Adaptation to tRNA acceptor stem structure by flexible adjustment in the catalytic domain of class I tRNA synthetases.

Class I aminoacyl-tRNA synthetases (aaRSs) use a Rossmann-fold domain to catalyze the synthesis of aminoacyl-tRNAs required for decoding genetic information. While the Rossmann-fold domain is conserved in evolution, the acceptor stem near the aminoacylation site varies among tRNA substrates, raising the question of how the conserved protein fold adapts to RNA sequence variations. Of interest is the existence of an unpaired C-A mismatch at the 1-72 position unique to bacterial initiator tRNA(fMet) and absent from elongator tRNAs. Here we show that the class I methionyl-tRNA synthetase (MetRS) of Escherichia coli and its close structural homolog cysteinyl-tRNA synthetase (CysRS) display distinct patterns of recognition of the 1-72 base pair.

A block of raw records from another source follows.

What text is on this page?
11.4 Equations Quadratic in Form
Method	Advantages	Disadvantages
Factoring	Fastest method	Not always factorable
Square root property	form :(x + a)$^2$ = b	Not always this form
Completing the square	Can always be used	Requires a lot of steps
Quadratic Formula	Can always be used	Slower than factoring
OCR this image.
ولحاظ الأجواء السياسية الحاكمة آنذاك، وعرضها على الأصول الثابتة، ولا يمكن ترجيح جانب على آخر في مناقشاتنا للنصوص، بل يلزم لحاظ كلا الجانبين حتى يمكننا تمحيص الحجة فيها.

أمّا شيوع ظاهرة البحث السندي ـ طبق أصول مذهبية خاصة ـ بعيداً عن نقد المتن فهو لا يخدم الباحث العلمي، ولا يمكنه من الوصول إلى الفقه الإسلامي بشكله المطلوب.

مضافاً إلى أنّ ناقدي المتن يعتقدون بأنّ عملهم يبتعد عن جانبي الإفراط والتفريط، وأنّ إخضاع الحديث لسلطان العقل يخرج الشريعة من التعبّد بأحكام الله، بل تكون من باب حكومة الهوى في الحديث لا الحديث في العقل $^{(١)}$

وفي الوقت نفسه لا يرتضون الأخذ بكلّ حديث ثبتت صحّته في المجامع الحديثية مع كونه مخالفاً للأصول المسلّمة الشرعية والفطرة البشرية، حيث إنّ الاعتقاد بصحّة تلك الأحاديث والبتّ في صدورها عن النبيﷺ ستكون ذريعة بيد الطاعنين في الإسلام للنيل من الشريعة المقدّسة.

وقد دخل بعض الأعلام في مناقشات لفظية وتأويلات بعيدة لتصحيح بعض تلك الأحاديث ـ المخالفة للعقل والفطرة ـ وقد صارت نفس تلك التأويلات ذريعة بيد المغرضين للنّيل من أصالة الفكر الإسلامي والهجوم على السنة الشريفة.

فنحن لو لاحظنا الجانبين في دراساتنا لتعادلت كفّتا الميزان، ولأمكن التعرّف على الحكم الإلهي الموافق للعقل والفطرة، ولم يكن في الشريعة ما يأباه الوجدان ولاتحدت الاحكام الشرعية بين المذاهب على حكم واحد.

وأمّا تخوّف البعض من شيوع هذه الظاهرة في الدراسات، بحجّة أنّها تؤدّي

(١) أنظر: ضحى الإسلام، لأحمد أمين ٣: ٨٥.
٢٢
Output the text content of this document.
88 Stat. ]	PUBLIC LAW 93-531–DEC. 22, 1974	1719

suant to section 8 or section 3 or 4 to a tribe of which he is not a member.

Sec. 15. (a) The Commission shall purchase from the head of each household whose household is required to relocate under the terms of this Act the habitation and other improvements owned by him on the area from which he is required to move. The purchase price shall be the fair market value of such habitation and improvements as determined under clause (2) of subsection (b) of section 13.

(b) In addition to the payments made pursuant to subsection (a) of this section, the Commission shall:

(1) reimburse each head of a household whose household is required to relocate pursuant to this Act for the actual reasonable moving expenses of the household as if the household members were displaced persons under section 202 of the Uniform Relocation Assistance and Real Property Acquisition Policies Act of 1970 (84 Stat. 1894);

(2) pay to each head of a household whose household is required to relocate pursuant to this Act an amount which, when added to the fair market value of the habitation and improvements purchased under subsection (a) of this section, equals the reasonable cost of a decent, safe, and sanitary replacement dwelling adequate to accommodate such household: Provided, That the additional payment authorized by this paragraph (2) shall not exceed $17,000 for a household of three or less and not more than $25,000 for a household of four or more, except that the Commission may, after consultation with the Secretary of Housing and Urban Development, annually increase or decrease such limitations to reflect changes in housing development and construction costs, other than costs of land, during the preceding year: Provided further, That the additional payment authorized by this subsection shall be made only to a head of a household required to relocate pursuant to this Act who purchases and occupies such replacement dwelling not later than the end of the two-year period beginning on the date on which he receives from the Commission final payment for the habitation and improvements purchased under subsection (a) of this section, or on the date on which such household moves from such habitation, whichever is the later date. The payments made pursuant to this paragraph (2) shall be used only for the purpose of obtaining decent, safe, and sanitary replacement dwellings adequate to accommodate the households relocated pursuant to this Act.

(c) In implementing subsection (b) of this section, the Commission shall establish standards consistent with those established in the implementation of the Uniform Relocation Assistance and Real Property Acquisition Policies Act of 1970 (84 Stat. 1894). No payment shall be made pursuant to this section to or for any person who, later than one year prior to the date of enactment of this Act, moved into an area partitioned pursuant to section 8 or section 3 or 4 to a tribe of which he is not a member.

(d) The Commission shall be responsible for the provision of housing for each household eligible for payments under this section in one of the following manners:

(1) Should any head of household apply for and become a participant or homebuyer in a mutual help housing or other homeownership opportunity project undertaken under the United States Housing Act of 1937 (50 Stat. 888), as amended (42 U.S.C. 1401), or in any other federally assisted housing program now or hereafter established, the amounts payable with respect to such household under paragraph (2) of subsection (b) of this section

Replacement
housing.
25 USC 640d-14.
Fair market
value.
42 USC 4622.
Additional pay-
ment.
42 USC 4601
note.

While the structural homology of the two enzymes in the Rossmann-fold domain is manifested in a common burst feature of aminoacylation kinetics, CysRS discriminates against unpaired 1-72, whereas MetRS lacks such discrimination. A structure-based alignment of the Rossmann fold identifies the insertion of an α-helical motif, specific to CysRS but absent from MetRS, which docks on 1-72 and may discriminate against mismatches. Indeed, substitutions of the CysRS helical motif abolish the discrimination against unpaired 1-72. Additional structural alignments reveal that with the exception of MetRS, class I tRNA synthetases contain a structural motif that docks on 1-72. This work demonstrates that by flexible insertion of a structural motif to dock on 1-72, the catalytic domain of class I tRNA synthetases can acquire structural plasticity to adapt to changes at the end of the tRNA acceptor stem.